Why Clara Schumann, a Victorian pianist and composer, was way ahead of her time. Google paid tribute to Schumann on what would have been her 193rd birthday.
Were she alive today, Clara Schumann would be one of the hippest female artists around. A gifted concert pianist, Schumann’s biography busts open the corseted restrictions of the Victorian era with vibrant modern-day detail. Her innovative passion for music crumbled compositional boundaries with poetry, technical wit, and startling live performances, resulting in a career that spanned over six decades.
Not only did she defy the divisions separating work, performance, art as love, and family, she managed to do it all as a 19th century woman. Schumann's legacy was hot enough for Katherine Hepburn to play her in the 1947 flick, “Song of Love.”
Born Clara Josephine Wieck in 1819, Schumann was raised by a working, divorced mother and debuted as a concert pianist at age 9. She was deemed a child prodigy to nobody’s surprise. She even sued her own father in order to marry composer Robert Schumann and won in 1840, when she was 21 years old.
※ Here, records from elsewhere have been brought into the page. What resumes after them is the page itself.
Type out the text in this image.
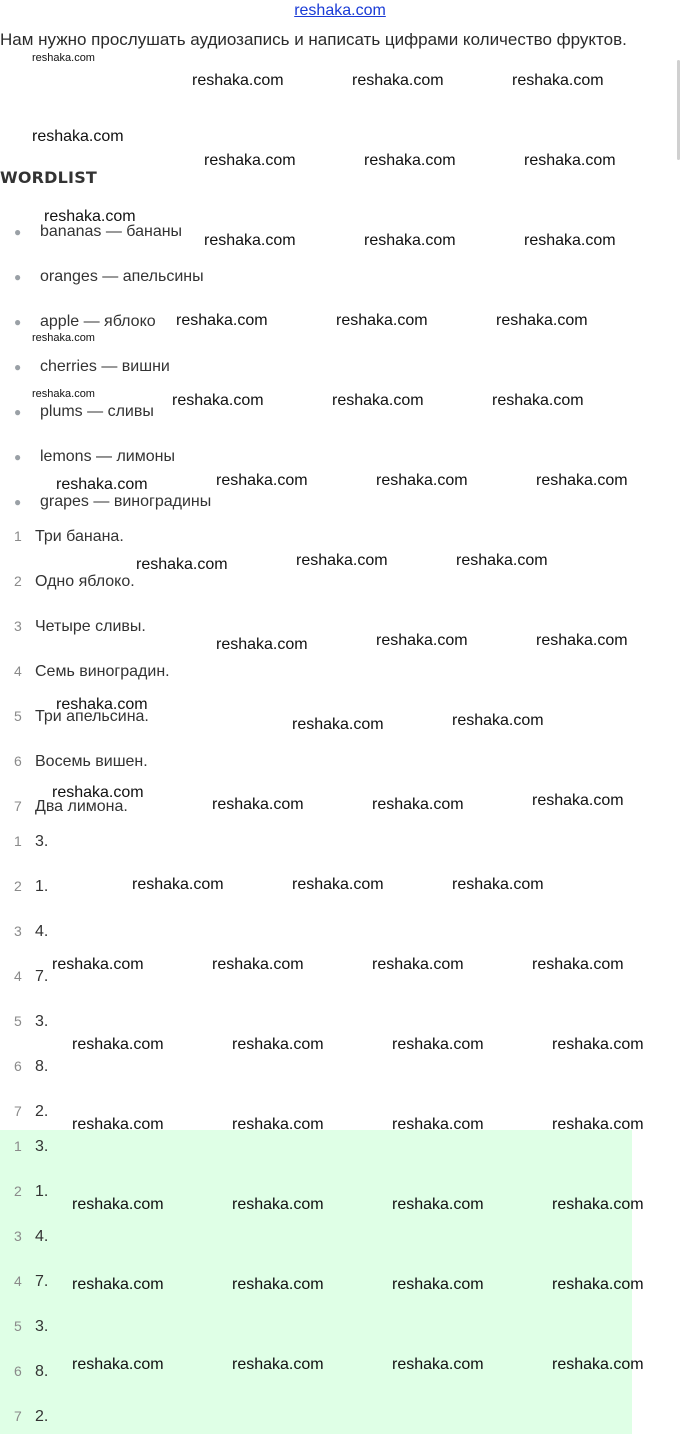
reshaka.com
Нам нужно прослушать аудиозапись и написать цифрами количество фруктов.
WORDLIST
● bananas — бананы
● oranges — апельсины
● apple — яблоко
● cherries — вишни
● plums — сливы
● lemons — лимоны
● grapes — виноградины
1 Три банана.
2 Одно яблоко.
3 Четыре сливы.
4 Семь виноградин.
5 Три апельсина.
6 Восемь вишен.
7 Два лимона.
1 3.
2 1.
3 4.
4 7.
5 3.
6 8.
7 2.
1 3.
2 1.
3 4.
4 7.
5 3.
6 8.
7 2.
reshaka.com
reshaka.com	reshaka.com	reshaka.com
reshaka.com
reshaka.com	reshaka.com	reshaka.com
reshaka.com
reshaka.com	reshaka.com	reshaka.com
reshaka.com	reshaka.com	reshaka.com
reshaka.com
reshaka.com	reshaka.com	reshaka.com	reshaka.com
reshaka.com	reshaka.com	reshaka.com	reshaka.com
reshaka.com	reshaka.com	reshaka.com
reshaka.com	reshaka.com	reshaka.com
reshaka.com
reshaka.com	reshaka.com
reshaka.com
reshaka.com	reshaka.com	reshaka.com
reshaka.com	reshaka.com	reshaka.com
reshaka.com	reshaka.com	reshaka.com	reshaka.com
reshaka.com	reshaka.com	reshaka.com	reshaka.com
reshaka.com	reshaka.com	reshaka.com	reshaka.com
reshaka.com	reshaka.com	reshaka.com	reshaka.com
reshaka.com	reshaka.com	reshaka.com	reshaka.com
reshaka.com	reshaka.com	reshaka.com	reshaka.com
According to musicologist Nancy B. Reich, author of “Clara Schumann: The Artist and Woman,” Schumann not only made more money than her piano-playing husband but she also fought to fulfill the roles of performer and wife. Before they were married, Mr. Schumann tried to coax her away from her love of music, writing: “And if you were to be forgotten as an artist, would you not be beloved as a wife?... The wife stands even higher than the artist,” according to the New York Times. Evidently, Clara could not relinquish her love of music and continued to play.